Hari-hariku sekarang berpusat pada Jason dan keluarganya. Hari Senin hingga Kamis, aku mengantarkan Jason ke Sekolah Santa Maria untuk mengikuti les mata pelajaran sekolah di sana. Jason kelihatan begitu bersemangat untuk menyandang predikat sebagai siswa aktif kelas 4 SD kelak, setelah dia menyelesaikan ujian-ujian yang diperlukan untuk melangkah langsung ke kelas 4 SD yang bakal dia hadapi nantinya. Hari Jum’at dan Sabtu, aku memberikan kursus piano one-on-one untuk Jason. Bocah sembilan tahun itu memang cerdas, semua ilmu yang diberikan padanya dapat dia serap dengan sangat baik. Bahkan, guru lesnya di sekolah pun berpendapat sama denganku. Itu sungguh tidak mengherankan, mengingat dia adalah keponakan dari Joshua Yamaguchi Sanjaya, seorang eksekutif muda tampan dan cerdas yang jejak kariernya begitu gilang-gemilang di Ibu Kota. Dan pada hari Minggu, aku bersama Joshua, Jason, juga Noona, mengikuti ibadah Minggu pagi di gereja. Kami selalu duduk di satu deret bangku yang sama bagaikan keluarga yang rukun dan bahagia.
Aku benar-benar merasa seperti bagian dari keluarga Sanjaya, sekalipun aku hanyalah pekerja bagi mereka. Tapi satu hal yang kukagumi dari Joshua dan keluarganya adalah, mereka tidak pernah memperlakukan pekerja-pekerja rumah tangga di rumah mereka sebagai budak yang harus ditindas. Mereka memperlakukan semua pekerja—termasuk aku—dengan amat baik. Tidak ada kata-kata kasar, juga tidak ada amarah-amarah yang dilontarkan secara berlebihan. Maka tak heran kalau para pekerja merasa sangat betah mengabdikan diri mereka pada keluarga Sanjaya.
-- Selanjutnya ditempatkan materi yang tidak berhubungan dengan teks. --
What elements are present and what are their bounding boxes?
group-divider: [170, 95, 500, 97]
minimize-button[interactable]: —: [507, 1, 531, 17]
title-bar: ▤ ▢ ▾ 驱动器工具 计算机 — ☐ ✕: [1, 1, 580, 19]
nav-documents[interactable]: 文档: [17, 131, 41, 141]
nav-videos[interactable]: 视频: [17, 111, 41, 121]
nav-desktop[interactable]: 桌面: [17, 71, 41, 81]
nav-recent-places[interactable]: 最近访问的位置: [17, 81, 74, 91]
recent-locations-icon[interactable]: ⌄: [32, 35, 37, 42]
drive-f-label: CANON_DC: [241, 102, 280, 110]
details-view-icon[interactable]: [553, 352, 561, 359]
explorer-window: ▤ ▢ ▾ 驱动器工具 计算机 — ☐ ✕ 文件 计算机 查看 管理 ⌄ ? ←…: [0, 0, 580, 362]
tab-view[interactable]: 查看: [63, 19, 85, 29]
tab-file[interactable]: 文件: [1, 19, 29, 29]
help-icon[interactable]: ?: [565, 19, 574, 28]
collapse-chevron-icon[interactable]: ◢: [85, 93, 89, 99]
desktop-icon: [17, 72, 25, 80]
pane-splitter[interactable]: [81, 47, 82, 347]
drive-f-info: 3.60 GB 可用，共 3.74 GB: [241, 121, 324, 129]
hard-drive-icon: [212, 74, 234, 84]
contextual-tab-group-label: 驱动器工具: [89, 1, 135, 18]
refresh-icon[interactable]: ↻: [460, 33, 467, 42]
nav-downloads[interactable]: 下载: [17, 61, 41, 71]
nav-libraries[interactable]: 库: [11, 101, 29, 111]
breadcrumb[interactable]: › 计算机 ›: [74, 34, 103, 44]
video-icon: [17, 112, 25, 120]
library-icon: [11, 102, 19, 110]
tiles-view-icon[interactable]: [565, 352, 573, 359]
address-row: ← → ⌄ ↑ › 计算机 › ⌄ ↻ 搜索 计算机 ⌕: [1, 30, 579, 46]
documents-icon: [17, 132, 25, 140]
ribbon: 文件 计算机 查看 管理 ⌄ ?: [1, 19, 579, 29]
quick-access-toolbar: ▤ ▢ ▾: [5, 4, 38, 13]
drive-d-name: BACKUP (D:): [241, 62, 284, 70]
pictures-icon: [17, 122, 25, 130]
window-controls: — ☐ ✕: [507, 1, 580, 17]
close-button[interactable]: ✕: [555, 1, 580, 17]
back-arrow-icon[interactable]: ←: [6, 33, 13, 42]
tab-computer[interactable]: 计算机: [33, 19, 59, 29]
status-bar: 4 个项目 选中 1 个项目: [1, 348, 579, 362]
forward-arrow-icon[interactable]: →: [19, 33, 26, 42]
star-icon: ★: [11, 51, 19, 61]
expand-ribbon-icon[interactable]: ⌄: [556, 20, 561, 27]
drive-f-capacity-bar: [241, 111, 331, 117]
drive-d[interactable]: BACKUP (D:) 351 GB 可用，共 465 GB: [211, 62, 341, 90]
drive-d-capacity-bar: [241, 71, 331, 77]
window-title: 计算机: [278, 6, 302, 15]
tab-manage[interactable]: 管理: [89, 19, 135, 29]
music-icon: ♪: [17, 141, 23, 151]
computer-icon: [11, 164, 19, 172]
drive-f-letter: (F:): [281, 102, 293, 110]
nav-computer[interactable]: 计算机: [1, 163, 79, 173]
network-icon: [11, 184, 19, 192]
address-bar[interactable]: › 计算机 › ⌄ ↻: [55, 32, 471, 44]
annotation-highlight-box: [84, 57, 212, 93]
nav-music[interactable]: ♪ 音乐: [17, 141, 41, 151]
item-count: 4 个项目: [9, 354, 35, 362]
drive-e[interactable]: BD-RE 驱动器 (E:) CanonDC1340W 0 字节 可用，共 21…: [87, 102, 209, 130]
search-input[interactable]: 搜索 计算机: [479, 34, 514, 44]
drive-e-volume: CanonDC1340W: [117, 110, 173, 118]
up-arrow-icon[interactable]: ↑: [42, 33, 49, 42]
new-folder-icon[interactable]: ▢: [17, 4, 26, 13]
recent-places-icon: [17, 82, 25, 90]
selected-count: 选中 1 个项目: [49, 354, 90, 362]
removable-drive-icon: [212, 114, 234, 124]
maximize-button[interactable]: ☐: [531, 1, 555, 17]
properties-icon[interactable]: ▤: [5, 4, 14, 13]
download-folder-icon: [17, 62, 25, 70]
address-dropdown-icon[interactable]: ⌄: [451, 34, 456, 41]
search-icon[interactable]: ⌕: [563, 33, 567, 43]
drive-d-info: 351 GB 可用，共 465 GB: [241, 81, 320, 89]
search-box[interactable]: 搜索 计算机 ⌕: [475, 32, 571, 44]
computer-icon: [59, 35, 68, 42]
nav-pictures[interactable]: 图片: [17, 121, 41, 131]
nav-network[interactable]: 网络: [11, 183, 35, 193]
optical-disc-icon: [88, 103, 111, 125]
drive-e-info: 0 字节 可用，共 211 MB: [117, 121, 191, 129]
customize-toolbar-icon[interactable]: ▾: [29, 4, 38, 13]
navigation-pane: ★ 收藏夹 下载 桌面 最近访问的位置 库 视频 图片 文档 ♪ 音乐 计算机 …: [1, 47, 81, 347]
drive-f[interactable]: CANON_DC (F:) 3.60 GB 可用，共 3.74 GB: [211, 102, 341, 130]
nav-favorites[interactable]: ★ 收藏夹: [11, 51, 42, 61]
Sekarang hari Sabtu, dan aku sudah tiba di rumah keluarga Sanjaya untuk mengajari Jason main piano. Aku amat antusias, karena hari ini kami akan berlatih memainkan lagu berjudul Joshua Fought The Battle of Jericho, sebuah lagu spiritual yang menggunakan nada dasar La = D atau D minor, yang bernuansa agak dramatis tetapi tidak terlampau sulit untuk dapat dimainkan oleh seorang anak berusia sembilan tahun.
Dan sejujurnya, aku memilih lagu itu untuk latihan kami kali ini dikarenakan terdapat nama ‘Joshua’ di sana, yang mengingatkanku pada pamannya Jason yang tampan dan karismatik itu. Hehehe, maaf.
Aku sudah teramat sangat bersemangat untuk segalanya, tapi itu semua mendadak sirna dan digantikan oleh rasa heran di batas maksimal ketika aku tiba di rumah keluarga Sanjaya.
Kau ingat Ralina Gunawan yang kulihat dalam postingan Instagram tempo hari?
Perempuan supermodel itu ada di sana.
Ya, benar.
Dia. Ralina Gunawan. Ada. Di. Ruang. Tamu. Kediaman. Keluarga. Sanjaya. Saat. Ini.
Maaf, tapi aku memang harus mengatakannya kepadamu dengan penuh penekanan oleh sebab keterkesiapanku sekarang ini.
Joshua ada di rumah, dan Ralina membuntutinya ke mana-mana sambil mengatakan “aku masih mencintaimu, Sayang” dan itu membuatku mengerutkan dahi berkali-kali.
Masih mencintai Joshua, katanya? Euh, apakah… apakah Joshua dan Ralina dahulu pernah memiliki hubungan yang spesial?
Fokusku pada mereka berdua langsung menguap ketika Jason menepuk-nepuk sebelah lenganku.
“Kak, apakah kita jadi berlatih piano hari ini?” tanya Jason.
Aku tidak tahu harus menjawab apa. Situasi di rumah Joshua sekarang benar-benar tidak enak lantaran keberadaan Ralina. Perempuan itu merajuk-rajuk dengan suara cempreng seperti anak kecil yang tidak dibelikan permen. Aku sungguh tidak menyangka. Perempuan secantik dan se-dewi itu bisa bertindak-tanduk sedemikian menyedihkan, demi seorang lelaki pula.
Dan Joshua bagaikan gunung es yang maha-dingin. Tidak satu detik pun matanya tertuju kepada Ralina. Joshua seperti tidak menganggap nyata kehadiran Ralina yang memohon-mohon cinta kepadanya berulang-ulang layaknya kaset yang rusak. Aku tidak tahu hal atau kejadian apa yang pernah terjadi di antara mereka. Tapi yang jelas, itu pasti bukanlah kejadian yang menyenangkan.
“Pergi sekarang juga,” desis Joshua dengan dingin pada akhirnya.
“Tapi, Sayang… aku kembali lagi ke kota ini untukmu dan—”
“Pergi sekarang!” Suara Joshua berubah menjadi seruan. Tetapi Ralina masih bergeming di tempatnya.
“Joshua, aku merindukanmu—”
“KELUAR DARI RUMAHKU, BERENGSEK!” Kini suara Joshua berubah jadi bentakan yang teramat sangat keras dan tidak terbantahkan.
Semua orang tersentak, termasuk aku. Tubuhku sampai gemetaran menatap betapa mengerikannya sikap dingin yang ditunjukkan Joshua bersamaan dengan amarah yang diledakkan lelaki itu.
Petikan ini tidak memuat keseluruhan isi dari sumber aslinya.